As you’re probably aware (unless you’ve been living under a rock), the Nobel Prize announcements were made last week, with the Prize in Economic Sciences being revealed tomorrow. Of course, it seems we can’t make it through Nobel Week without some amount of controversy, and this year was no exception. Please note that given the inflammatory nature of some comments, respondents only agreed to be quoted anonymously. Also be sure to check out the fine coverage by other bloggers by clicking through the links here.
Bob O’H of This Scientific Life provides excellent synopses of the dissension created by the first two Prize announcements. Confidence in the Committees’ decisions was shaken from the start, as the Nobel Prize in Molecular Biology was awarded to Robert Edwards for a medical breakthrough, in vitro fertilization.

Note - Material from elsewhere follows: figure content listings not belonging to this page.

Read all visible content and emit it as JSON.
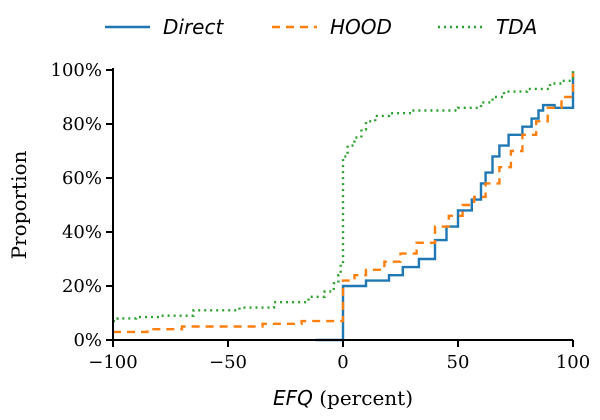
{
  "chart_data": {
    "type": "line",
    "step": true,
    "xlabel_var": "EFQ",
    "xlabel_unit": "(percent)",
    "ylabel": "Proportion",
    "xlim": [
      -100,
      100
    ],
    "ylim": [
      0,
      100
    ],
    "xticks": [
      -100,
      -50,
      0,
      50,
      100
    ],
    "xtick_labels": [
      "−100",
      "−50",
      "0",
      "50",
      "100"
    ],
    "yticks": [
      0,
      20,
      40,
      60,
      80,
      100
    ],
    "ytick_labels": [
      "0%",
      "20%",
      "40%",
      "60%",
      "80%",
      "100%"
    ],
    "legend_position": "top",
    "grid": false,
    "series": [
      {
        "name": "Direct",
        "color": "#1f77b4",
        "dash": "solid",
        "x": [
          -12,
          0,
          0,
          10,
          10,
          20,
          20,
          26,
          26,
          33,
          33,
          40,
          40,
          45,
          45,
          50,
          50,
          56,
          56,
          60,
          60,
          62,
          62,
          65,
          65,
          68,
          68,
          72,
          72,
          78,
          78,
          82,
          82,
          85,
          85,
          87,
          87,
          92,
          92,
          100,
          100
        ],
        "y": [
          0,
          0,
          20,
          20,
          22,
          22,
          24,
          24,
          27,
          27,
          30,
          30,
          37,
          37,
          42,
          42,
          48,
          48,
          52,
          52,
          58,
          58,
          62,
          62,
          68,
          68,
          72,
          72,
          76,
          76,
          79,
          79,
          82,
          82,
          85,
          85,
          87,
          87,
          86,
          86,
          99
        ]
      },
      {
        "name": "HOOD",
        "color": "#ff7f0e",
        "dash": "8,6",
        "x": [
          -100,
          -85,
          -85,
          -70,
          -70,
          -35,
          -35,
          -18,
          -18,
          0,
          0,
          5,
          5,
          10,
          10,
          18,
          18,
          25,
          25,
          32,
          32,
          40,
          40,
          46,
          46,
          52,
          52,
          57,
          57,
          62,
          62,
          68,
          68,
          73,
          73,
          78,
          78,
          84,
          84,
          89,
          89,
          95,
          95,
          100,
          100
        ],
        "y": [
          3,
          3,
          4,
          4,
          5,
          5,
          6,
          6,
          7,
          7,
          22,
          22,
          24,
          24,
          26,
          26,
          29,
          29,
          32,
          32,
          36,
          36,
          42,
          42,
          46,
          46,
          50,
          50,
          53,
          53,
          58,
          58,
          64,
          64,
          70,
          70,
          76,
          76,
          81,
          81,
          86,
          86,
          90,
          90,
          99
        ]
      },
      {
        "name": "TDA",
        "color": "#2ca02c",
        "dash": "2,4",
        "x": [
          -100,
          -98,
          -98,
          -90,
          -90,
          -80,
          -80,
          -65,
          -65,
          -45,
          -45,
          -30,
          -30,
          -15,
          -15,
          -8,
          -8,
          -4,
          -4,
          -2,
          -2,
          -1,
          -1,
          0,
          0,
          2,
          2,
          5,
          5,
          8,
          8,
          10,
          10,
          14,
          14,
          20,
          20,
          30,
          30,
          50,
          50,
          60,
          60,
          65,
          65,
          70,
          70,
          80,
          80,
          90,
          90,
          95,
          95,
          100,
          100
        ],
        "y": [
          7,
          7,
          8,
          8,
          8.5,
          8.5,
          9,
          9,
          11,
          11,
          12,
          12,
          14,
          14,
          16,
          16,
          18,
          18,
          21,
          21,
          24,
          24,
          28,
          28,
          68,
          68,
          72,
          72,
          75,
          75,
          78,
          78,
          81,
          81,
          83,
          83,
          84,
          84,
          85,
          85,
          86,
          86,
          88,
          88,
          90,
          90,
          92,
          92,
          93,
          93,
          95,
          95,
          96,
          96,
          100
        ]
      }
    ]
  }
}
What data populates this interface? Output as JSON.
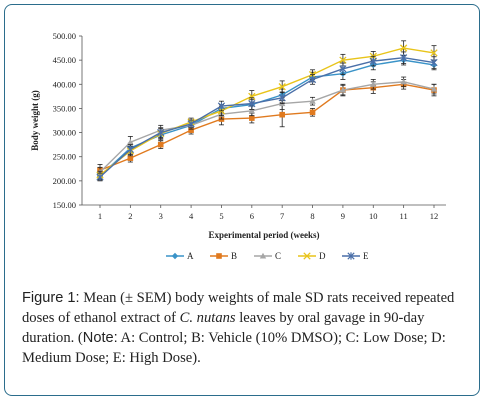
{
  "chart_data": {
    "type": "line",
    "xlabel": "Experimental  period  (weeks)",
    "ylabel": "Body weight (g)",
    "ylim": [
      150,
      500
    ],
    "yticks": [
      "150.00",
      "200.00",
      "250.00",
      "300.00",
      "350.00",
      "400.00",
      "450.00",
      "500.00"
    ],
    "x": [
      1,
      2,
      3,
      4,
      5,
      6,
      7,
      8,
      9,
      10,
      11,
      12
    ],
    "grid": false,
    "legend_position": "bottom",
    "error_bars": true,
    "series": [
      {
        "name": "A",
        "color": "#3a93c8",
        "marker": "diamond",
        "values": [
          210,
          268,
          295,
          315,
          350,
          358,
          378,
          415,
          422,
          440,
          450,
          440
        ],
        "sem": [
          8,
          10,
          10,
          8,
          8,
          10,
          12,
          10,
          12,
          10,
          10,
          10
        ]
      },
      {
        "name": "B",
        "color": "#e07a1f",
        "marker": "square",
        "values": [
          222,
          247,
          275,
          305,
          328,
          330,
          337,
          342,
          388,
          393,
          400,
          388
        ],
        "sem": [
          12,
          8,
          8,
          8,
          12,
          10,
          25,
          8,
          12,
          12,
          10,
          12
        ]
      },
      {
        "name": "C",
        "color": "#a6a6a6",
        "marker": "triangle",
        "values": [
          218,
          280,
          305,
          315,
          338,
          345,
          360,
          365,
          388,
          400,
          405,
          390
        ],
        "sem": [
          10,
          12,
          10,
          8,
          10,
          10,
          12,
          8,
          10,
          10,
          10,
          10
        ]
      },
      {
        "name": "D",
        "color": "#e8c41a",
        "marker": "x",
        "values": [
          212,
          262,
          298,
          322,
          345,
          375,
          395,
          420,
          450,
          458,
          475,
          465
        ],
        "sem": [
          8,
          10,
          10,
          8,
          10,
          12,
          12,
          10,
          12,
          10,
          15,
          15
        ]
      },
      {
        "name": "E",
        "color": "#4a6fa8",
        "marker": "star",
        "values": [
          208,
          265,
          300,
          318,
          355,
          360,
          372,
          410,
          432,
          448,
          455,
          445
        ],
        "sem": [
          8,
          10,
          10,
          8,
          10,
          12,
          12,
          10,
          12,
          10,
          12,
          12
        ]
      }
    ]
  },
  "caption": {
    "figure_label": "Figure 1:",
    "text_1": " Mean (± SEM) body weights of male SD rats received repeated doses of ethanol extract of ",
    "species": "C. nutans",
    "text_2": " leaves by oral gavage in 90-day duration. (",
    "note_label": "Note:",
    "text_3": " A: Control; B: Vehicle (10% DMSO); C: Low Dose; D: Medium Dose; E: High Dose)."
  }
}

The controversy continued on Tuesday as the Nobel Prize in Physics recognized chemistry, for the isolation and characterization of graphene. Adding to spectators’ dismay over the prize, Andre Geim and Konstantin Novoselov isolated graphene only 6 years ago during their ‘Friday evening experiments’ using pencil lead and ordinary sticky tape. “It’s the bloody Nobel Prize, not MacGyver,” one anonymous scientist proclaimed. “What’s the point of all the late nights in the lab and the millions in grant monies spent, if it doesn’t buy you a medal?” Some felt that it was unfair that Geim should receive a second high profile award, after being honored with an Ig Nobel prize for levitating frogs a mere 10 years ago. In the words of one spectator, “The committee has set a dreadful precedent.” Others have expressed concern about one of Geim’s previous co-authors, H. A. M. S. ter Tisha. One physicist commented, “There’s something about his beady little eyes that unsettles me. I wouldn’t trust Tisha further than I could throw him. Admittedly, I might be able to toss him quite far given his rather small stature… Well, anyway, if I don’t trust one co-author, it casts a shadow on the other.”
After two questionable Prizes, many hoped the ruckus would end there, but they were doomed for disappointment as the Prize in Biochemistry also went to chemistry, in this case Richard Heck, Ei-Ichi Negishi, and Akira Suzuki for their work on palladium-catalyzed carbon cross couplings. “Sure, the title read Prize in Chemistry, but everyone knows that they mean Chemistry in Biology,” responded one professor of chemical biological chemistry and biochemistry. “I don’t know what the Committee was thinking, awarding it to organic synthetic chemists.” Casting a further pall over the Prize in Chemistry was the revelation that Lisa Simpson’s prediction for the Prize—Kenkichi Sonogashiri who also developed a palladium-catalyzed coupling reaction–fell disturbingly close to reality. This has led to claims that Fox Broadcasting Corporation might have unduly influenced this year’s award. One analyst remarked, “Of course, Lisa’s pick and the Committee’s selection were not identical. That would be too obvious. However, the same class of reactions were chosen by both. Coincidence? I think not. I cannot imagine what hidden agenda Fox and the writers of the show are trying to push, but I think we should assume it’s not good.”
With all the hostility surrounding this year’s prizes, the Committees may indeed fare better next year by adopting the reality show selection model, as reported by Jonathan Eisen. At the very least, they should get higher TV ratings and might even bring in enough advertising revenue to swell the size of the prize.